El uso de los símbolos esconde una gran riqueza.
Son numerosos los símbolos que se utilizarán este domingo en los textos que serán proclamados en nuestras parroquias.
Dios es presentado como padre y alfarero, como aquel que compra un esclavo para darle la libertad –redentor–, como propietario de un terreno o heredad, como pastor y viñador, como dueño de la casa que se ausenta. Debajo de todos estos símbolos se esconde el misterio de Dios que el hombre quiere comprender; un misterio que no es abstracto o lejano, es un misterio en relación: todos los símbolos tienen que ver con la presencia misma de Dios que el creyente experimenta en su propia vida.
Por esto mismo, los símbolos aplicados a Dios implican en nosotros un símbolo correspondiente que nos define. El pueblo de Dios, cada creyente, se siente hijo y barro moldeado, esclavo que aspira por ser liberado, tierra que debe ser labrada, oveja de un rebaño, vid plantada que debe dar frutos, portero de una casa que no es suya y debe guardar.
Podemos profundizar en todos estos símbolos para conocer mejor quién quiere ser Dios para nosotros, para alimentar una relación que está ahí y necesita ser profundizada.
La metáfora del padre es, tal vez, la más rica y realista: se usa en el Antiguo Testamento y se plenifica con la llegada de Jesús. Si comprendiéramos esto, si esta metáfora fuera vivida realmente, no necesitaríamos expresar más. La oración, la confianza ante el futuro, la forma de afrontar los problemas: todo está llamado a ser iluminado por la conciencia filial de aquellos que han experimentado la presencia de Dios como padre.

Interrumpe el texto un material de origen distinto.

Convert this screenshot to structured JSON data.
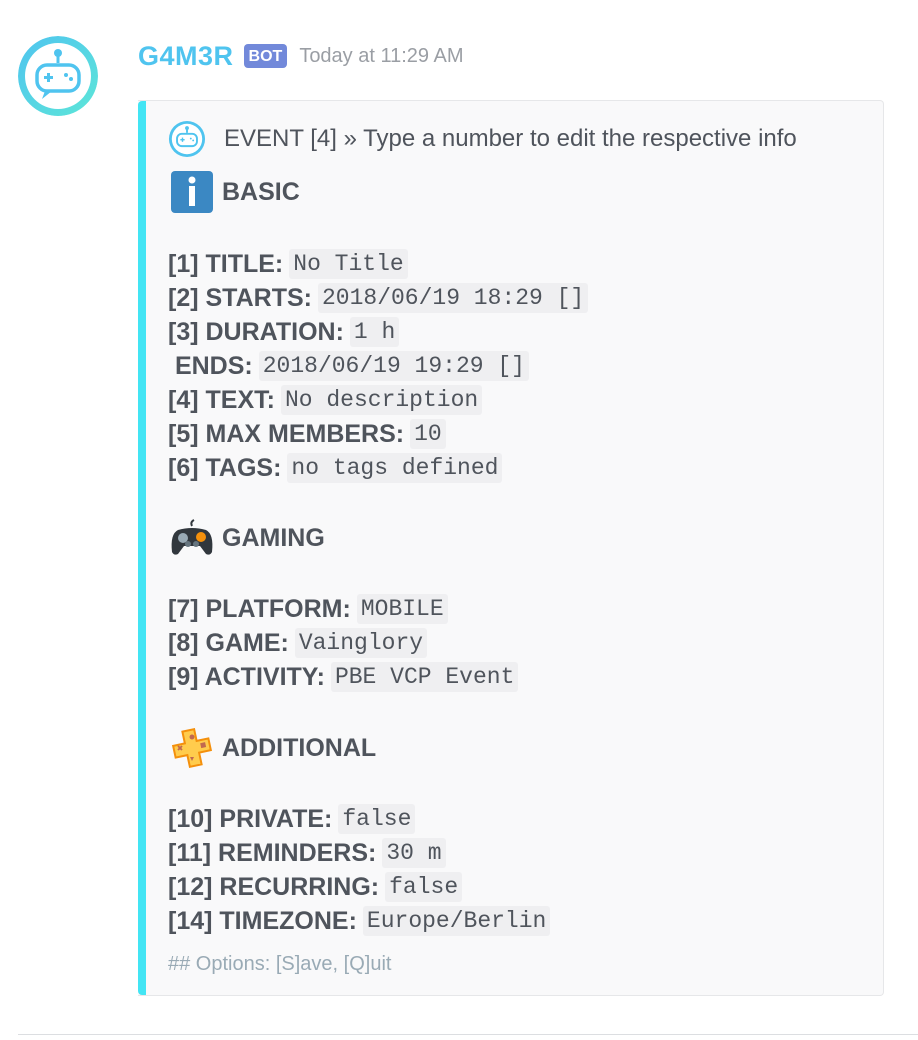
{
  "message": {
    "username": "G4M3R",
    "badge": "BOT",
    "timestamp": "Today at 11:29 AM",
    "avatar_icon": "robot-controller-icon",
    "accent_color": "#43e5f4",
    "username_color": "#4fc4ef"
  },
  "embed": {
    "author_icon": "robot-controller-icon",
    "author": "EVENT [4] » Type a number to edit the respective info",
    "sections": [
      {
        "icon": "info-icon",
        "title": "BASIC",
        "fields": [
          {
            "label": "[1] TITLE:",
            "value": "No Title"
          },
          {
            "label": "[2] STARTS:",
            "value": "2018/06/19 18:29 []"
          },
          {
            "label": "[3] DURATION:",
            "value": "1 h"
          },
          {
            "label": " ENDS:",
            "value": "2018/06/19 19:29 []"
          },
          {
            "label": "[4] TEXT:",
            "value": "No description"
          },
          {
            "label": "[5] MAX MEMBERS:",
            "value": "10"
          },
          {
            "label": "[6] TAGS:",
            "value": "no tags defined"
          }
        ]
      },
      {
        "icon": "game-controller-icon",
        "title": "GAMING",
        "fields": [
          {
            "label": "[7] PLATFORM:",
            "value": "MOBILE"
          },
          {
            "label": "[8] GAME:",
            "value": "Vainglory"
          },
          {
            "label": "[9] ACTIVITY:",
            "value": "PBE VCP Event"
          }
        ]
      },
      {
        "icon": "plus-sign-icon",
        "title": "ADDITIONAL",
        "fields": [
          {
            "label": "[10] PRIVATE:",
            "value": "false"
          },
          {
            "label": "[11] REMINDERS:",
            "value": "30 m"
          },
          {
            "label": "[12] RECURRING:",
            "value": "false"
          },
          {
            "label": "[14] TIMEZONE:",
            "value": "Europe/Berlin"
          }
        ]
      }
    ],
    "footer": "## Options: [S]ave, [Q]uit"
  }
}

La metáfora del alfarero nos indica que estamos en construcción: somos barro dócil en las manos de Dios, experto artista de vasijas valiosas. Somos seres en camino, proyecto que se va haciendo realidad; dejarse moldear por el mejor alfarero es la clave para acertar en la vida.
El barro, a menudo, está duro; el hijo, a veces, se vive como esclavo, alejado del hogar. Nuestras decisiones erradas y las de los demás nos hacen experimentar, muchas veces, la falta de libertad, la necesidad de ser rescatados del abismo en que nos ha sumido la insensatez. Dios puede comprarnos, puede sacarnos de la fosa; él está dispuesto a pagar un precio muy alto, el más alto, por nuestro rescate.

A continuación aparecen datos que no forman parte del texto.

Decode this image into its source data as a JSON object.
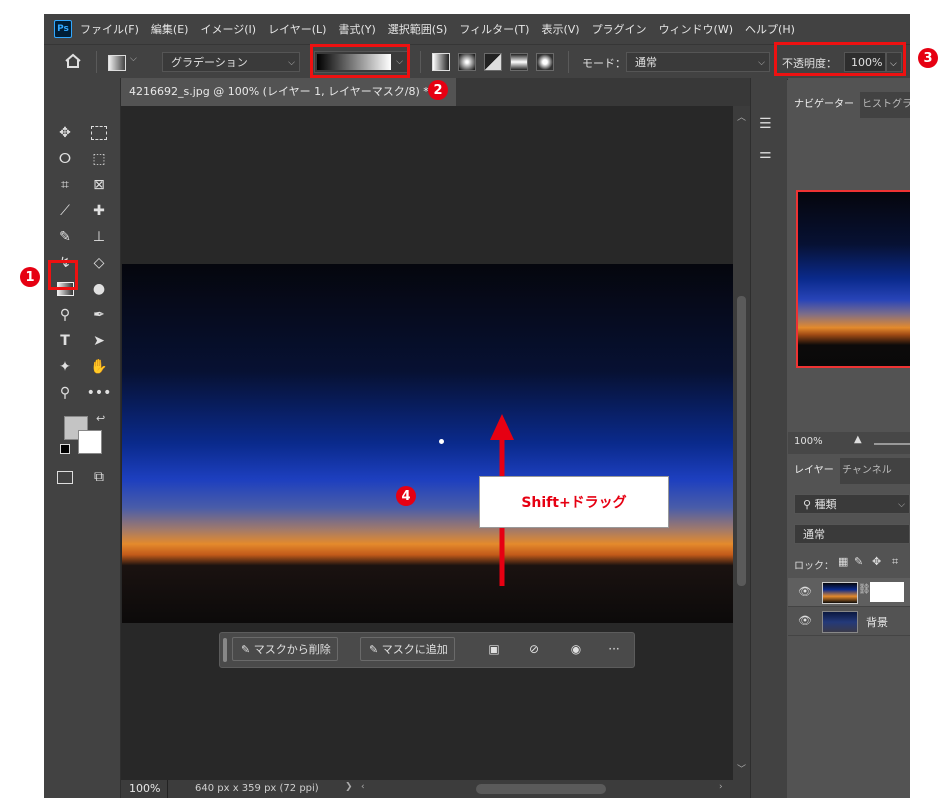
{
  "menubar": {
    "logo": "Ps",
    "items": [
      "ファイル(F)",
      "編集(E)",
      "イメージ(I)",
      "レイヤー(L)",
      "書式(Y)",
      "選択範囲(S)",
      "フィルター(T)",
      "表示(V)",
      "プラグイン",
      "ウィンドウ(W)",
      "ヘルプ(H)"
    ]
  },
  "options": {
    "preset_label": "グラデーション",
    "mode_label": "モード：",
    "mode_value": "通常",
    "opacity_label": "不透明度：",
    "opacity_value": "100%"
  },
  "document": {
    "tab_title": "4216692_s.jpg @ 100% (レイヤー 1, レイヤーマスク/8) *",
    "tab_close": "×",
    "zoom": "100%",
    "info": "640 px x 359 px (72 ppi)"
  },
  "context_bar": {
    "subtract_label": "マスクから削除",
    "add_label": "マスクに追加",
    "more": "···"
  },
  "annotations": {
    "step1": "1",
    "step2": "2",
    "step3": "3",
    "step4": "4",
    "drag_instruction": "Shift+ドラッグ",
    "accent_color": "#e60012"
  },
  "panels": {
    "navigator_tab": "ナビゲーター",
    "histogram_tab": "ヒストグラム",
    "nav_zoom": "100%",
    "layers_tab": "レイヤー",
    "channels_tab": "チャンネル",
    "filter_label": "種類",
    "blend_mode": "通常",
    "lock_label": "ロック：",
    "background_layer": "背景"
  }
}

Dios es el Señor del mundo y ha repartido su herencia: nosotros, el pueblo elegido, somos la heredad que se ha reservado el mismo Dios, el terreno con el que se ha quedado para siempre, no se lo cede a nadie. “Le hemos tocado en suerte” a Dios, somos su parcela, su tesoro, su dote, su hacienda, sus propiedades. La fe, como el amor, es una cuestión de pertenencia: alguien se preocupa por nosotros, somos suyos y nos cuida.

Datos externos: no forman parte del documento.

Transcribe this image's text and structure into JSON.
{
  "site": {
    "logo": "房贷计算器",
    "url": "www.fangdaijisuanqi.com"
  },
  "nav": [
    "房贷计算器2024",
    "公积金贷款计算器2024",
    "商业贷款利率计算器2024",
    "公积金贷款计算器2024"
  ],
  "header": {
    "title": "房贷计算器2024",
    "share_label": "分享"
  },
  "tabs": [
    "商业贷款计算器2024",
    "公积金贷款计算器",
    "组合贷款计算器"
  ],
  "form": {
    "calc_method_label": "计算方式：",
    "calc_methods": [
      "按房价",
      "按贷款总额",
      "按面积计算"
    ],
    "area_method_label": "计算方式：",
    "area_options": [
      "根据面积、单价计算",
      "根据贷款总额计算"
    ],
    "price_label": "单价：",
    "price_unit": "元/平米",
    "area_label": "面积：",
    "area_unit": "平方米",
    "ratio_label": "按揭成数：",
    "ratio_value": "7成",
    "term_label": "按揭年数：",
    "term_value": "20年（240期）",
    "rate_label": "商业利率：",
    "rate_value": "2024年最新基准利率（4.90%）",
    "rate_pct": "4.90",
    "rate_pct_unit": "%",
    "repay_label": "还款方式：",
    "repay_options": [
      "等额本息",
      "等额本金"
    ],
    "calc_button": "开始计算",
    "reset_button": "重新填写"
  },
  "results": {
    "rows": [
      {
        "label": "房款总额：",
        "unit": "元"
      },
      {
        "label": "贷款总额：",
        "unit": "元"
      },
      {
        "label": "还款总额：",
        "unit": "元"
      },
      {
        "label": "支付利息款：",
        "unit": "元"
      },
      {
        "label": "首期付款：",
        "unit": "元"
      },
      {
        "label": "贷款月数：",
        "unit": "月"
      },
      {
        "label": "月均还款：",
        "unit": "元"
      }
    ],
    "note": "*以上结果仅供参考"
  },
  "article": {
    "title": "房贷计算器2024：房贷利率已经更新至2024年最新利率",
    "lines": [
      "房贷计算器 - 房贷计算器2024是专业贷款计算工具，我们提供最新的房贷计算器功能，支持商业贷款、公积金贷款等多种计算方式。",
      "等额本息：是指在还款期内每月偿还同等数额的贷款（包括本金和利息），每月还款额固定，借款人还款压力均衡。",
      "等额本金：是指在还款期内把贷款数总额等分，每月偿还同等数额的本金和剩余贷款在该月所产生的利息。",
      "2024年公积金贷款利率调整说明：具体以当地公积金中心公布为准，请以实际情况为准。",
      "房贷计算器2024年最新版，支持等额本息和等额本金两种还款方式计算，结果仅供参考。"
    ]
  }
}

Podríamos imaginar una hermosa viña en esta parcela de Dios: esa viña es el pueblo elegido; cada uno de nosotros somos sarmientos de una cepa, como más adelante dirá Jesús de Nazaret a sus discípulos. Si somos viña, por tanto, estamos llamados a dar fruto; este fruto es imposible sin estar bien arraigados en la cepa: “Sin mí no podéis hacer nada”. El viñador sabe bien su trabajo, pero no siempre la viña responde a sus cuidados: “Por sus frutos los conceréis”.
El mundo es una gran casa común; la misma Iglesia ha sido comparada con una casa, una domus, desde los tiempos apostólicos. El dueño de la casa es Jesús, constituido Señor por la resurrección. Meditando en esta metáfora, los antiguos Padres de la Iglesia tienen reflexiones preciosas: “¡Ay de la casa en la que no habita su dueño!”.
El Adviento nos recuerda que Jesús es un dueño viniendo a su hogar. Nosotros somos criados, estamos al cuidado de la casa mientras llega su propietario: ¿nos encontrará esperándole, preparados? ¿O estaremos dormidos y con la casa sin colocar?